Des mille raisons qui semblaient rendre impossible la transcription dramatique des Frères Karamazov, voici, je pense, la plus grave : l’abondance extraordinaire du roman est un des éléments essentiels de sa beauté ; il ne serait pas ce qu’il est, un des plus accablants chefs-d’œuvre de la littérature, s’il avait cent pages de moins. On y trouve une quantité de passages inutiles à l’intrigue, des dissertations étranges, des épisodes secondaires que l’on a cru pouvoir détacher du drame principal (Les Précoces, une immense discussion philosophique entre Ivan et Aliocha).

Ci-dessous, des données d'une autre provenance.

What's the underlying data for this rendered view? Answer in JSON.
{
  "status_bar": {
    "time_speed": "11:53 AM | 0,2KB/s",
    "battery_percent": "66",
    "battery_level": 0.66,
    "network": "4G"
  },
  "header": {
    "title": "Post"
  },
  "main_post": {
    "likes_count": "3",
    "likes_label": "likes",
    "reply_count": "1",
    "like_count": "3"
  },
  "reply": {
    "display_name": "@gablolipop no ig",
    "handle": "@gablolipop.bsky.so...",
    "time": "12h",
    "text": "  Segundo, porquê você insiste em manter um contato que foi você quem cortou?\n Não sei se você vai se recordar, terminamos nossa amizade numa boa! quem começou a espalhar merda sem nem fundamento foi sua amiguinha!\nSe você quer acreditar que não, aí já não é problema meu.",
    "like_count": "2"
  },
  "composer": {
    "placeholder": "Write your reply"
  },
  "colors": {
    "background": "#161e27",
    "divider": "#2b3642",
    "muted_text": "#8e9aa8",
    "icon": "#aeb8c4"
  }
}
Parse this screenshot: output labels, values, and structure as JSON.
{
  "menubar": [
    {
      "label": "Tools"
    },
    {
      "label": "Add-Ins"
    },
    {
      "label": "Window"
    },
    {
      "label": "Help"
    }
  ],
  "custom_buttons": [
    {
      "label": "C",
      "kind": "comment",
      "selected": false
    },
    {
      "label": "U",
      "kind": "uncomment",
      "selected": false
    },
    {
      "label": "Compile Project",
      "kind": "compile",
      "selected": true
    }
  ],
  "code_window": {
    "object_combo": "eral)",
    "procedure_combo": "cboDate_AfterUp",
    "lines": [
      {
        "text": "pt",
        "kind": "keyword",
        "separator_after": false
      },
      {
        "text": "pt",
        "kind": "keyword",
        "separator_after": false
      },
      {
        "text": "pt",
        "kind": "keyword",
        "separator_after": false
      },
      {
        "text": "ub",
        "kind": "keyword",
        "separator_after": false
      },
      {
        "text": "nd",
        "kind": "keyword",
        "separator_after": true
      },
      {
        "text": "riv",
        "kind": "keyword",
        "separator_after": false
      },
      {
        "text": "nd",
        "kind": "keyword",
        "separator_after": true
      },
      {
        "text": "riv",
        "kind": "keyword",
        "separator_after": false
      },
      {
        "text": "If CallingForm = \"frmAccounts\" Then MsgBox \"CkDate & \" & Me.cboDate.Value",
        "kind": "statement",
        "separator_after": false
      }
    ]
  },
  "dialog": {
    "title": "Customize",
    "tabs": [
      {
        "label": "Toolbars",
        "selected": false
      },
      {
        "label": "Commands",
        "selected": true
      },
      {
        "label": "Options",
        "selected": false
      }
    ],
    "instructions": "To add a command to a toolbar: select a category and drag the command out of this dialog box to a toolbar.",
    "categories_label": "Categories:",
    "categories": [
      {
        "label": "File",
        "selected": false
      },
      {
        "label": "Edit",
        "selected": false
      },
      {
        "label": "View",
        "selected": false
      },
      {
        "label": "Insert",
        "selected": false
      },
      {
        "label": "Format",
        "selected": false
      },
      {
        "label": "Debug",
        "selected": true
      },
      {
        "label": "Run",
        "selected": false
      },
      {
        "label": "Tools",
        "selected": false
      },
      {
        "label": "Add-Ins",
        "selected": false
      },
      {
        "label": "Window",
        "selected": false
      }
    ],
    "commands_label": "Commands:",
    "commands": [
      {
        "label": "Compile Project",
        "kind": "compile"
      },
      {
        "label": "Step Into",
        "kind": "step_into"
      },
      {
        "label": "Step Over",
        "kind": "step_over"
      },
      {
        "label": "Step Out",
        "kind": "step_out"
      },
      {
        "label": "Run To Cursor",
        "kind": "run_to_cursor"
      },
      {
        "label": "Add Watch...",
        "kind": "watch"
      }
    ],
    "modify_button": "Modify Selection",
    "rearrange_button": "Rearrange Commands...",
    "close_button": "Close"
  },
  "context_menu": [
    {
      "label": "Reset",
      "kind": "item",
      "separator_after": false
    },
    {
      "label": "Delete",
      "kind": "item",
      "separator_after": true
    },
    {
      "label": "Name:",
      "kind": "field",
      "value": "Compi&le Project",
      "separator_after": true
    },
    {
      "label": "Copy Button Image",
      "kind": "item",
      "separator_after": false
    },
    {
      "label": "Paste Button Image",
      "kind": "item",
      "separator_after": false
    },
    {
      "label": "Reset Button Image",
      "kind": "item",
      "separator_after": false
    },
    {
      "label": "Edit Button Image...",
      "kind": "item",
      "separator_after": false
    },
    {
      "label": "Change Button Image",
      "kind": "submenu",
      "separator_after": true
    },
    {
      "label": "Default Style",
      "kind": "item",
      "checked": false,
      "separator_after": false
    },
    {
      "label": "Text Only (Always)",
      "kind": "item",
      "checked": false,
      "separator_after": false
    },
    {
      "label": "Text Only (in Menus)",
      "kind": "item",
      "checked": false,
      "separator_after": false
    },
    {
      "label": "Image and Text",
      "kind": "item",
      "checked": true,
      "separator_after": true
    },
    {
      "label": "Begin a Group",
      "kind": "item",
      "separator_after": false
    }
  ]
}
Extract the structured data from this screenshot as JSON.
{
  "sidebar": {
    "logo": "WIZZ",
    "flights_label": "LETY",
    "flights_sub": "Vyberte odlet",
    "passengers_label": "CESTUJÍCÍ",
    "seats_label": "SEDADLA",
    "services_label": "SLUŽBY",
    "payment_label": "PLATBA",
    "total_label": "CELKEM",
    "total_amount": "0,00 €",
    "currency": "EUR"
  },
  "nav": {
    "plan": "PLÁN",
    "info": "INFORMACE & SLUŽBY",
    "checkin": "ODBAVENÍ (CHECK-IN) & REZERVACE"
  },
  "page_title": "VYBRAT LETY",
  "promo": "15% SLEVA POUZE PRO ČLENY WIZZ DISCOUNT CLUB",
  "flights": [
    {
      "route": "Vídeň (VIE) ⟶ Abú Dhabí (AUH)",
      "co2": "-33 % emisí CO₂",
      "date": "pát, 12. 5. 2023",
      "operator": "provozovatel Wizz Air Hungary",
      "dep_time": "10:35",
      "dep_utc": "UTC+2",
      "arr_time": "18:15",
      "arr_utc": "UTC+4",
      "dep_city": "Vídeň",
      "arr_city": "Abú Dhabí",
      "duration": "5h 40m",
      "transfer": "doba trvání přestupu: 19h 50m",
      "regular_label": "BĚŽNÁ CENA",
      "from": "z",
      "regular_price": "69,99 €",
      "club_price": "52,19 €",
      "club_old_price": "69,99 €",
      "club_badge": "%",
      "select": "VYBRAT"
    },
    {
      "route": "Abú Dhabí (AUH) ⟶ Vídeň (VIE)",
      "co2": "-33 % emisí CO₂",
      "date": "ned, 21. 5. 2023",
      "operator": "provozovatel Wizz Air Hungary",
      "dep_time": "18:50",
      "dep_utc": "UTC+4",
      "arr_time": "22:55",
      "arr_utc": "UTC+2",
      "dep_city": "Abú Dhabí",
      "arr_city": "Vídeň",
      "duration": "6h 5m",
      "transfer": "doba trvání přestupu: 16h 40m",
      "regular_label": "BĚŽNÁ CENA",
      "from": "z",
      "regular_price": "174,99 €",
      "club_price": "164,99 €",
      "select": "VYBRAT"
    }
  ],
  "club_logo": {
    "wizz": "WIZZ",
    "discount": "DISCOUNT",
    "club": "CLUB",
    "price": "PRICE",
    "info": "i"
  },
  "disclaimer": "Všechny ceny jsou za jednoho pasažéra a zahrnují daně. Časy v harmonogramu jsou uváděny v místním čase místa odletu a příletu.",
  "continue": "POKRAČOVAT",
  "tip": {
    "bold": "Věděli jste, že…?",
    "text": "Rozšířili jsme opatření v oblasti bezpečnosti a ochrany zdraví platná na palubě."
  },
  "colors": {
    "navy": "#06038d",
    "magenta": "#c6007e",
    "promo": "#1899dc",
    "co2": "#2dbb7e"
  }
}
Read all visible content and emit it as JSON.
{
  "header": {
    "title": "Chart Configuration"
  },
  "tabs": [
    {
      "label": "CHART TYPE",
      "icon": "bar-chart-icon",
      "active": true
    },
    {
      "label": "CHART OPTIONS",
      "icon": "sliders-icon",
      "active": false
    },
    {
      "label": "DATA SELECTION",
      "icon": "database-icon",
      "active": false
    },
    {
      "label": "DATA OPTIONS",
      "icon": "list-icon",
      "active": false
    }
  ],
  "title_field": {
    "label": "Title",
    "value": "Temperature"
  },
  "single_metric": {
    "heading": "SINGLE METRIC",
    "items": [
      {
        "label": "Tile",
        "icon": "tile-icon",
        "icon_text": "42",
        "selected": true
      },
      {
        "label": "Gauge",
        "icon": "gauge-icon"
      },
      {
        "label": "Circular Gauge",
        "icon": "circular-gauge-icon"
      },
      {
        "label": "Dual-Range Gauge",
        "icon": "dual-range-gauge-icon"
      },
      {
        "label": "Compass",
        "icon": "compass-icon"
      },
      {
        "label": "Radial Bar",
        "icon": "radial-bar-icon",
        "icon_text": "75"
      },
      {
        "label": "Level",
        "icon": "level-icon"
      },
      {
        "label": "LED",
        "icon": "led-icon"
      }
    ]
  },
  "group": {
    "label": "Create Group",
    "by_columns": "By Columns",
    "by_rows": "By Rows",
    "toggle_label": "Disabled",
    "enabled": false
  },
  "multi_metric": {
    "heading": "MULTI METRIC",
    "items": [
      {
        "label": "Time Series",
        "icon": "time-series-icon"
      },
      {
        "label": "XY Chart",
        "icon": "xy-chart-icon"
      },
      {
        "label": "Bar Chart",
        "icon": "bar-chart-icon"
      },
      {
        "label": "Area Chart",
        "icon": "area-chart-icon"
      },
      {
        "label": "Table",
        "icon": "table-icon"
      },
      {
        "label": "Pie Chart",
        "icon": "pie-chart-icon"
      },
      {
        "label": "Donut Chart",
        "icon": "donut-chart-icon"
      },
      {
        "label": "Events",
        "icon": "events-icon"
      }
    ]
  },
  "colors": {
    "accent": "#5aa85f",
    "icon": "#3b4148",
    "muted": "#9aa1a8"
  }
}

Nul roman n’est fait pour tenter davantage les élagueurs et ceux qui, en lisant un livre, rêvent d’abord complaisamment aux coupures qu’on y pourrait faire. Pourtant, aucun détail n’est inutile. Les œuvres de Dostoïevski ne sont pas de celles qui se prêtent sans dommage à la simplification. La vie presqu’épouvantable qu’elles respirent, et ce visage humble et violent que chacun de leurs personnages tient vers nous tourné, comprenons que s’en effacerait l’ardeur si nous enlevions la moindre page du livre. L’épreuve fut faite et justement avec les Karamazov. Qui n’a ressenti un malaise déçu à lire certaine traduction récente sans vergogne abrégée ? La raison de ce pâlissement que fait subir à l’œuvre la plus minime suppression, est facile à découvrir : Dostoïevski n’arrive à éveiller la vie qu’à force de compliquer et de charger son intrigue. Ce n’est pas par quelques traits nets et dépouillés qu’il la dessine et qu’il l’anime ; elle ne commence à tressaillir qu’au moment où elle atteint sa suprême complexité. Et n’est-il pas temps de comprendre combien la complication est une valeur littéraire importante ? La simplicité c’est la généralité. Plus l’œuvre devient complexe, plus elle se fait particulière, par suite plus elle vit. Il ne faut pas écouter la paresse de quelques-uns qui craignent les livres « embrouillés ». Si le roman des Frères Karamazov paraît si formidablement réel, c’est qu’il est écrit sans aucun sacrifice. La multiplicité des épisodes, la masse même des événements et des moments, leur enchevêtrement indescriptible donnent à l’œuvre une existence, une présence terribles.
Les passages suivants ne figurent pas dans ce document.